Chan Chon-Kit Kenneth, Rosic Nedeljka, Lorenc Michał T, Visendi Paul, Lin Meng, Kaniewska Paulina, Ferguson Brett J, Gresshoff Peter M, Batley Jacqueline, Edwards David
School of Biological Sciences and Institute of Agriculture, The University of Western Australia, Perth, WA, 6009, Australia.
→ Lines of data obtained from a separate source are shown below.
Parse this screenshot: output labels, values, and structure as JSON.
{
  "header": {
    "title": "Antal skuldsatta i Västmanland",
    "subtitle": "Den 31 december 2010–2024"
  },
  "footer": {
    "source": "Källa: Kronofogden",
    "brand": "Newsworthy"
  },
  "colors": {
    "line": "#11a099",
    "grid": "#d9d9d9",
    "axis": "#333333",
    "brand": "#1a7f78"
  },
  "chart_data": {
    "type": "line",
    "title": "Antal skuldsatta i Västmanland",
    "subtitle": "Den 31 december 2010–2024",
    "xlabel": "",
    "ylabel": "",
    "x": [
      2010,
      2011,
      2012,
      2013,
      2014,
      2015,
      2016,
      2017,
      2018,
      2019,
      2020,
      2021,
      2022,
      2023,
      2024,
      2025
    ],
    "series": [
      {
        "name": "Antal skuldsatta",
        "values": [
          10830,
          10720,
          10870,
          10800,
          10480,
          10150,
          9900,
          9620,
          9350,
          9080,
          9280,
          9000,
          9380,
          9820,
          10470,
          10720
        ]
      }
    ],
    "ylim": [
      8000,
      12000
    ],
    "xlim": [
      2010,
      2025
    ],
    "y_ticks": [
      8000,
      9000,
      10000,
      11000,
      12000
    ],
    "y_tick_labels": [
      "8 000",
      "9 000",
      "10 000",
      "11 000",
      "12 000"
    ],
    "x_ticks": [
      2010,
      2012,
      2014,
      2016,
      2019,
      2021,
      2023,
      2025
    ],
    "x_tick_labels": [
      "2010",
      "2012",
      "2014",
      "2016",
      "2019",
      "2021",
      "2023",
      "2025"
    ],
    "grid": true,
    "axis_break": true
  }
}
Australian Genome Research Facility, Melbourne, VIC, Australia.
Funct Integr Genomics. 2019 Mar;19(2):363-371. doi: 10.1007/s10142-018-0647-3. Epub 2018 Nov 27.
Next-generation DNA sequencing technologies, such as RNA-Seq, currently dominate genome-wide gene expression studies. A standard approach to analyse this data requires mapping sequence reads to a reference and counting the number of reads which map to each gene. However, for many transcriptome studies, a suitable reference genome is unavailable, especially for meta-transcriptome studies which assay gene expression from mixed populations of organisms. Where a reference is unavailable, it is possible to generate a reference by the de novo assembly of the sequence reads. However, the high cost of generating high-coverage data for de novo assembly hinders this approach and more importantly the accurate assembly of such data is challenging, especially for meta-transcriptome data, and resulting assemblies frequently suffer from collapsed regions or chimeric sequences. As an alternative to the standard reference mapping approach, we have developed a k-mer-based analysis pipeline (DiffKAP) to identify differentially expressed reads between RNA-Seq datasets without the requirement for a reference. We compared the DiffKAP approach with the traditional Tophat/Cuffdiff method using RNA-Seq data from soybean, which has a suitable reference genome. We subsequently examined differential gene expression for a coral meta-transcriptome where no reference is available, and validated the results using qRT-PCR. We conclude that DiffKAP is an accurate method to study differential gene expression in complex meta-transcriptomes without the requirement of a reference genome.
新一代DNA测序技术,如RNA测序(RNA-Seq),目前在全基因组基因表达研究中占据主导地位。分析此类数据的标准方法需要将序列读数映射到一个参考序列,并计算映射到每个基因的读数数量。然而,对于许多转录组研究而言,合适的参考基因组并不存在,尤其是对于那些从混合生物群体中分析基因表达的宏转录组研究。在没有参考基因组的情况下,可以通过对序列读数进行从头组装来生成一个参考序列。然而,为从头组装生成高覆盖度数据的高成本阻碍了这种方法,更重要的是,此类数据的准确组装具有挑战性,特别是对于宏转录组数据,而且生成的组装序列经常会出现区域塌陷或嵌合序列。作为标准参考映射方法的替代方案,我们开发了一种基于k-mer的分析流程(DiffKAP),用于在无需参考基因组的情况下识别RNA-Seq数据集之间差异表达的读数。我们使用来自大豆的RNA-Seq数据(大豆有合适的参考基因组),将DiffKAP方法与传统的Tophat/Cuffdiff方法进行了比较。随后,我们研究了一个没有参考基因组的珊瑚宏转录组的差异基因表达,并使用qRT-PCR验证了结果。我们得出结论,DiffKAP是一种准确的方法,可用于在无需参考基因组的情况下研究复杂宏转录组中的差异基因表达。